Moi et la famille… à travers les Delon père/fils.

premier.jpg Moment d’anthologie dimanche après-midi. D’habitude le dimanche, j’ai la pêche sauf que dimanche dernier, lendemain de fête oblige, la moindre action me demandait une énergie incroyable. Penser me demandait une énergie incroyable. Je décide donc de m’installer dans un fauteuil et de zapper. Je tombe sur Michel Drucker (que je regarde rarement) en pleine conversation avec Anthony Delon (que je trouve agréable à regarder). Mes neurones se connectent. Faut dire Michel lui a préparé une surprise.
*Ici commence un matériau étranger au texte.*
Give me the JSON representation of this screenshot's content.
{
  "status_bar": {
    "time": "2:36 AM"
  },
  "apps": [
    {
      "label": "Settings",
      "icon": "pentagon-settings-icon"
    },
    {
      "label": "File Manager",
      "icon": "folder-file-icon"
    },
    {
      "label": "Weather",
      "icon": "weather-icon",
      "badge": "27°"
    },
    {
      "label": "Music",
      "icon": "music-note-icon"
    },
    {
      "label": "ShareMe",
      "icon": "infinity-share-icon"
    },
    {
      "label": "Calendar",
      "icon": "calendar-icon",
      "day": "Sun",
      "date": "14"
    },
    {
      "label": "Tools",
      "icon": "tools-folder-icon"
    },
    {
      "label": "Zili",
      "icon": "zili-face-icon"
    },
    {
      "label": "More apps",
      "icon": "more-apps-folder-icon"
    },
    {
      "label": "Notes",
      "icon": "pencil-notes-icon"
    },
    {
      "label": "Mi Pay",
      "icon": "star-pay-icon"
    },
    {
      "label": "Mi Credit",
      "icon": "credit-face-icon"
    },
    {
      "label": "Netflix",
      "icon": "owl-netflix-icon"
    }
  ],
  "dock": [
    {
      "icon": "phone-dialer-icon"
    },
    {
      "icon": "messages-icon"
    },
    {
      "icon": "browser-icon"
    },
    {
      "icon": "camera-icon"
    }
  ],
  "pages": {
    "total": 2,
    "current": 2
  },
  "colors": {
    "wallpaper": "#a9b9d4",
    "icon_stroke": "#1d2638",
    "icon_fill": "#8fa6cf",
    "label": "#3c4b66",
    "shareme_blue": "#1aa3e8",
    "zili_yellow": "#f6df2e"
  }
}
Je repense alors à la vieille émission « Sacrée soirée » consacrée à Delon et qui a eu pour surprise la venue de son fils des Etats-Unis. Je me dis à ce moment précis que Delon peut bien venir de Suisse pour son fils. D’ailleurs Michel repense à cette émission aussi et montre l’extrait (comme quoi, je ne suis pas si fatiguée que ça !). Sauf qu’il dit qu’il y a deux personnes. En attendant, Michel et Anthony chambrent bien le père… et le rideau se lève. Arrivent Mireille Darc et Alain Delon. Delon fidèle à lui-même fait mouche en répondant aux vannes précitées. Si cette invitation semble convenue, ce qui a suivi l’a été un peu moins. On voit ce qu’est une famille dans toute sa splendeur. Les liens du sang et du cœur ; la rivalité père/fils ; la filiation ; la place d’un enfant dans une famille recomposée ; être le fils de … . On repense au film qu’on a vu quelques jours auparavant « Le premier jour du reste de ta vie » qu’on a bien aimé et qui traite également de la famille (Mon moment préféré est celui où Jacques Gamblin dit que voir grandir ses enfants a été le plus beau spectacle de sa vie). Le titre (emprunté à une chanson de Daho) dit tout. Autrement dit, profiter de la vie et ne pas vivre avec des bagages lourds qu’on pourrait regretter une fois un des proches disparus. Et les Delon semblent être arrivés à la même conclusion. Avec humour, ils ont tout de même parlé de leurs relations conflictuelles, de leurs raisons, mais aussi du temps qui passe, de la nécessité de se rapprocher avant qu’il ne soit trop tard. Mireille Darc, même si séparée de Delon, reste toujours proches de ces deux-là et s'avère être une excellente interlocutrice pour temporiser ces deux âmes qui ne se comprennent pas toujours. Il y avait pas mal d’émotion et finalement j’ai aimé avoir eu l’idée de m’avachir dans un fauteuil ce dimanche-là.